From Missouri to Oregon: A Biographical Brief of Kinman Elliott

Kinman Elliott was born in Missouri in1831 and died at the age of 87 in Lebanon, Linn County, Oregon in 1918.  Kinman was the father of John Morgan Elliott (1866-1962), who was the father of Elbert Aaron Elliott (1897-1986), who was the father of James Elbert Elliott (1924-1965).  Kinman was married to Nancy Pickerell who was born in Green County, Kentucky in 1832.  Nancy died in Lebanon just four years prior to Kinman in 1914 at the age of 82.  Preliminary research suggests that Kinman and Nancy were married in 1849, but I have been unable to substantiate which state they were married in.  However, general vital record information suggests they were married in Missouri.

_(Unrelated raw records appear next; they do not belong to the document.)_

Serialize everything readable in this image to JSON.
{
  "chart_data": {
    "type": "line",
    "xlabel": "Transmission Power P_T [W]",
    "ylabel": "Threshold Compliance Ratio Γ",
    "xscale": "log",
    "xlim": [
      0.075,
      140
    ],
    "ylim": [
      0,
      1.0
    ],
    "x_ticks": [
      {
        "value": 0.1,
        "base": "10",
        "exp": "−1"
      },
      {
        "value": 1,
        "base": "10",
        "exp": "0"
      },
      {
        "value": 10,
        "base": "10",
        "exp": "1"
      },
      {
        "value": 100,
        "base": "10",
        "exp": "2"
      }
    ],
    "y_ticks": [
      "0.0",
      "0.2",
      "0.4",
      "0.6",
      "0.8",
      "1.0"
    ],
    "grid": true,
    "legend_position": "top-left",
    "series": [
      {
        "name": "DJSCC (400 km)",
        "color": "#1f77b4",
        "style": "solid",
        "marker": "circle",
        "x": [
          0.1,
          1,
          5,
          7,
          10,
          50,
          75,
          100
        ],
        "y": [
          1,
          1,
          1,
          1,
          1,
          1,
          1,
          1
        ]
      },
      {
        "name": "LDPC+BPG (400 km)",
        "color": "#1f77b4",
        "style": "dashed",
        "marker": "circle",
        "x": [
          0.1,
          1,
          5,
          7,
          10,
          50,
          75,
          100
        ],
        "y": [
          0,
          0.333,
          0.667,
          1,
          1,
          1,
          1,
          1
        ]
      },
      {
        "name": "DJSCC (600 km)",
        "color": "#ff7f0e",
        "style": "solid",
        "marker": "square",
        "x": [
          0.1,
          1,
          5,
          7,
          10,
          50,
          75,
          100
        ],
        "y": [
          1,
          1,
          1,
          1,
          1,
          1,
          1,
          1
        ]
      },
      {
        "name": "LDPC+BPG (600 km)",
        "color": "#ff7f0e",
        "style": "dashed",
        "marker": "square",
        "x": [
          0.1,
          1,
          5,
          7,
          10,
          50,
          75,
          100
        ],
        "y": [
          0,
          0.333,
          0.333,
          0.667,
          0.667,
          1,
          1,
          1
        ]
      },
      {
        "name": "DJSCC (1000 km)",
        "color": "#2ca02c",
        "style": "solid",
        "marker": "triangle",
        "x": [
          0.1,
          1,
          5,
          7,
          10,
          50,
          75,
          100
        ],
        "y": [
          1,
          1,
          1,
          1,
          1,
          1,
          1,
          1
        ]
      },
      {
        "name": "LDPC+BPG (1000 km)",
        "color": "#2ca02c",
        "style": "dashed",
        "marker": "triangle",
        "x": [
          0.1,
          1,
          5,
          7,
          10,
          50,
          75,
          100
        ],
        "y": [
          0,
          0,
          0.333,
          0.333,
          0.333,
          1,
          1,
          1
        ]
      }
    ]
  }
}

Kinman and Nancy were the parents of ten, possibly eleven, children.  Vital records also suggest all but two of their children were born in Northwest Missouri (they lived both in Graham and St. Joseph).   It would seem their family lived in Nebraska for a time, which is where John Morgan Elliott was born.  Joel Elliott, the youngest of Kinman and Nancy, was born in Oregon in 1870.  As a result, we are left to assume that Kinman Elliott and his family arrived in Oregon between 1866 and 1870. To give readers a contextual point of reference, in 1870 Oregon had only been a state since February 14, 1859.  Five years prior, the 13th Amendment (abolishment of slavery) had been ratified and Abraham Lincoln was assassinated in 1865.  Two years prior, Andrew Johnson, Lincoln's successor, was impeached and Ulysses S. Grant was elected President in 1868.  One year prior, the Transcontinental Railroad was completed and 14th Amendment (states reconstruction) was ratified in 1869.

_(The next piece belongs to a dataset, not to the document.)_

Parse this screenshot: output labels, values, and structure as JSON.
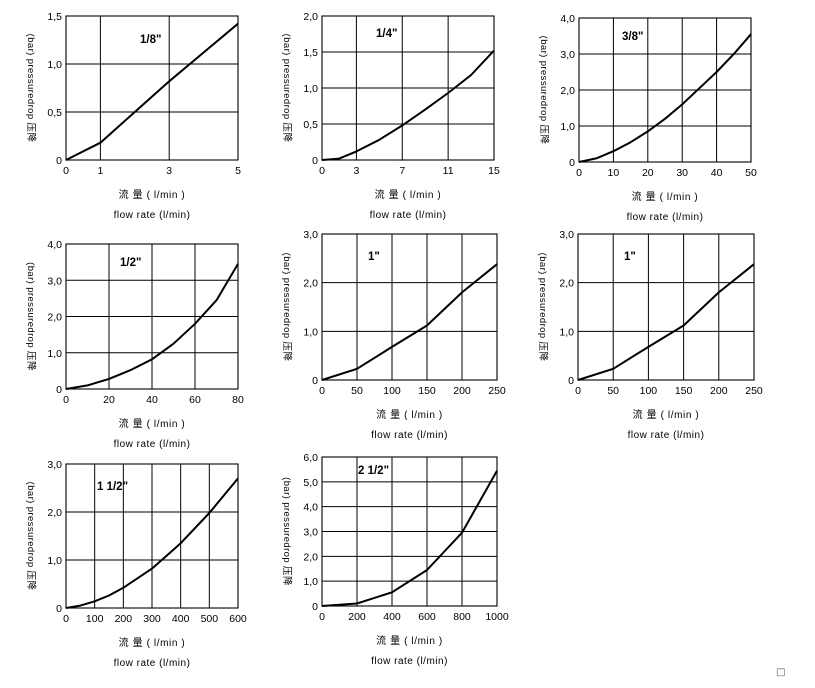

It's plausible that Kinman and Nancy were enticed to move westward when hearing success stories of families that homesteaded in the Great Plains states and the Northwest territories under the Donation Land Act of 1850.  Subsequently, further settlement in Oregon was spurred on by the 1862 Homestead Act which was signed into law by Abraham Lincoln.  Hopeful homesteaders, possibly like Kinman Elliott, need only to file an application, improve the land, live on the land for five years, and then file a deed for ownership.  In time I hope to find evidence of such an application on behalf of Kinman and his family.  It could also be that Kinman was lured to the Willamette Valley by the blossoming and productive economy of western Oregon between the early 1820s through to the late 1880s.  Whether the intent was to homestead or otherwise capitalize on socioeconomic opportunities that existed in the Willamette Valley, it is unclear. Either way, I think it safe to assume that Kinman and Nancy sought to improve their young and burgeoning family's circumstance with an eventual migration to Oregon's Willamette Valley, a land many Elliott's have called home since. 

Conjecture based on dates and locations is fun, but substantiated evidence is preferred.  If you have any additional information or documentation about Kinman and his family, including oral histories, please share in the comments section of this post or e-mail me at tim.degraw04@gmail.com. 
 

1 comment:

  1. Most of the brothers and nephews ranched taking cattle from the Willamette Valley back and forth across Santiam Pass to Elliott Ranch just out of Prineville. Willis and Polly lived with their children in Oregon going from child to child until their deaths at ripe old ages.